We have an EST set. We have done a clustering and an assembly, so we have now a set of contigs (assemblies composed by more than one EST) and singletons (composed by just one EST). In the Sequence ontology an EST is the term EST (SO:0000345) (‘A tag produced from a single sequencing read from a cDNA clone or PCR product; typically a few hundred base pairs long.’).
An unigene is the clustering of several ESTs, without taking into account the assembly. So an unigene would indicate just that the EST1 and EST2 are related, so they belong to the same unigene. But an unigene does not have any information about how these ESTs are aligned and assembled. In the Sequence ontology the unigene is named transcribed_cluster (SO:0001457) (‘A region defined by a set of transcribed sequences from the same gene or expressed pseudogene.’).
The sequence assembly consensus exists is represented as de residues in the transcribed_cluster feature.
Let’s store an unigene in the database:
transcribed_cluster
EST1 ---------> (EST)
EST2 <--------- (EST)
consensus -------------> (stored in the transcribed_cluster residues)
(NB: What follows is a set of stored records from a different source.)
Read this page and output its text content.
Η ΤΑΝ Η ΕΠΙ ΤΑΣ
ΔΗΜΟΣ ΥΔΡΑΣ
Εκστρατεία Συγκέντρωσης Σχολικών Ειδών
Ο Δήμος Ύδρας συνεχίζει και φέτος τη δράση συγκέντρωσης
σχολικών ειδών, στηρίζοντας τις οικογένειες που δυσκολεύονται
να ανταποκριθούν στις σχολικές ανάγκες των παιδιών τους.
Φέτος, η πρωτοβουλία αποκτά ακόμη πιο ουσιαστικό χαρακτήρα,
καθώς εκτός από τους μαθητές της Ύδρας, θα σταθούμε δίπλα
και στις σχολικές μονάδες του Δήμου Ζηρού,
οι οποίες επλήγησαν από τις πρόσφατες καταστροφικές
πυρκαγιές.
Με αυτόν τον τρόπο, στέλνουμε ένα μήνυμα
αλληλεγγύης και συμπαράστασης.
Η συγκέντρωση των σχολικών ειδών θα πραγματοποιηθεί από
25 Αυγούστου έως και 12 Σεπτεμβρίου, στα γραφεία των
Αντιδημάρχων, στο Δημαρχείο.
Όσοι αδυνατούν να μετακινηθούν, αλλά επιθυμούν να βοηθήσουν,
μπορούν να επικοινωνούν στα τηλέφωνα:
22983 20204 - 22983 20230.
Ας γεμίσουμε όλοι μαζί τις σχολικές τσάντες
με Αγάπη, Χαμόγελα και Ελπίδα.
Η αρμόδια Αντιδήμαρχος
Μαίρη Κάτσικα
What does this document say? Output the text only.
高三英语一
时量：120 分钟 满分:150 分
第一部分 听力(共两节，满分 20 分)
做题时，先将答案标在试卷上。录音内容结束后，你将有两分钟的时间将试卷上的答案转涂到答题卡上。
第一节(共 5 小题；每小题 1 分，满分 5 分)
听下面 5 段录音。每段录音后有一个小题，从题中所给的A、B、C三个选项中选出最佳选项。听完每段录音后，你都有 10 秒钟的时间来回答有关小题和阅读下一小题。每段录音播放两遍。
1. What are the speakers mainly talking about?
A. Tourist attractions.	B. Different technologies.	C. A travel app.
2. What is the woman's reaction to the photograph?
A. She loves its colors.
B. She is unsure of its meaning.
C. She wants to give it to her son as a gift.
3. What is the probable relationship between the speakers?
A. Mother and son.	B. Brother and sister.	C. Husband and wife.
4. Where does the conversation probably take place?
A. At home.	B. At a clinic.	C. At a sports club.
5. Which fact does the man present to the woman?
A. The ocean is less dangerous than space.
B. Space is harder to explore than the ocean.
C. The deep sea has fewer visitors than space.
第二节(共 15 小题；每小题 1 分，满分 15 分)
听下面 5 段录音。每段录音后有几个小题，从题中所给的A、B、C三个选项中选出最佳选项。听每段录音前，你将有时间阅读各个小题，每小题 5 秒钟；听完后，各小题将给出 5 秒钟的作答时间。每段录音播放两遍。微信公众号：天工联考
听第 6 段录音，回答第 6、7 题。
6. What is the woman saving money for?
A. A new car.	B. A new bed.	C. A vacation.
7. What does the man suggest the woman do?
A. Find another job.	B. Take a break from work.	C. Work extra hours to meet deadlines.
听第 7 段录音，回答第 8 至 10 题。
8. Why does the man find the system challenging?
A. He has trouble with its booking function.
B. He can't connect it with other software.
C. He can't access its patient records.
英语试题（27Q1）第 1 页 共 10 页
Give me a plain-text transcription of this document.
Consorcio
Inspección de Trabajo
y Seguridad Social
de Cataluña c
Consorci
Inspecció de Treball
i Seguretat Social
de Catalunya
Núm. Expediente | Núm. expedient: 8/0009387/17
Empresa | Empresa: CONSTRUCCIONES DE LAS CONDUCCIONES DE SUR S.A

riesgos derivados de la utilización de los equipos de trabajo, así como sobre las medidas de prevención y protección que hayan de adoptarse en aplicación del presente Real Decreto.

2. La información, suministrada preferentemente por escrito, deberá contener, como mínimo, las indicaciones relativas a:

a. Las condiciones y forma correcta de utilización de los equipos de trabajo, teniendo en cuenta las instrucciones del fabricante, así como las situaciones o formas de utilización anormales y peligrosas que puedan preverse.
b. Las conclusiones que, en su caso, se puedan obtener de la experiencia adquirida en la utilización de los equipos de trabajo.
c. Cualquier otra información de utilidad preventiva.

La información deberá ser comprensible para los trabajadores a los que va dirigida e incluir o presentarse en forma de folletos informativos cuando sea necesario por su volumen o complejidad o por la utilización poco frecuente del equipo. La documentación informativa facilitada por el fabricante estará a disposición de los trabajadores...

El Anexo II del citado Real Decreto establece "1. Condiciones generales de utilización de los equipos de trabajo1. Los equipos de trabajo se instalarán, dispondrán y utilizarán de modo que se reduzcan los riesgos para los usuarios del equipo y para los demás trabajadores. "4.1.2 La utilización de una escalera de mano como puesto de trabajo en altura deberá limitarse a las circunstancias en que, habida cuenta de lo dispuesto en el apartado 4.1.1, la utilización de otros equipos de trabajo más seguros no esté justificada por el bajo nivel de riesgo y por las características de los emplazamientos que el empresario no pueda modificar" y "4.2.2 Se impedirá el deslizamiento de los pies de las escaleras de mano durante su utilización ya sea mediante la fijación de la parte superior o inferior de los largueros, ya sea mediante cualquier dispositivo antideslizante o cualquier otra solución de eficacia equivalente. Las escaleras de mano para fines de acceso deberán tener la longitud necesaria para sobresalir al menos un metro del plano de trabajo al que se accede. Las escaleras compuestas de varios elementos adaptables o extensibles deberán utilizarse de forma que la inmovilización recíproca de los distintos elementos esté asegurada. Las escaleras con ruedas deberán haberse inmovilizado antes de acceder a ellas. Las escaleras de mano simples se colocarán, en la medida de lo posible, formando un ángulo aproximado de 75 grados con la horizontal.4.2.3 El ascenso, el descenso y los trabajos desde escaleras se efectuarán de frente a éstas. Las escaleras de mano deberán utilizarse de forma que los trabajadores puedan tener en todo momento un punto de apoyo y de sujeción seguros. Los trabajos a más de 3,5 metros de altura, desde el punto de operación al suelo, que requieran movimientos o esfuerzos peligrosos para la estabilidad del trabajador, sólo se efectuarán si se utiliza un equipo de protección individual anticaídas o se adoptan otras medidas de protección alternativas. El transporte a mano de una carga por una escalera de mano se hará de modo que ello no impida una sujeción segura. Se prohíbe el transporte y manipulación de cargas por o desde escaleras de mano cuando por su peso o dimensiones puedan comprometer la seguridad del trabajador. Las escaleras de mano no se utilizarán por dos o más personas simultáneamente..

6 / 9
This schema would also work with the NCBI unigenes that do not have consensus.
We have to store several items in the chado database:
The analysis is stored in the analysis table:
Each EST is stored in the feature table.
dbxref_id | organism | name | uniquename | type_id | is_analysis |
---|---|---|---|---|---|
CMV:EST001 | organism id | EST001 | CMV:EST001 | SO:345 id | False |
CMV:EST002 | organism id | EST002 | CMV:EST002 | SO:345 id | False |
The unigene is the set of ESTs and the consensus. It is represented by a feature and by a feature graph. This graph defines which ESTs and assemblies belong to which unigenes. Each EST is part of the unigene cluster.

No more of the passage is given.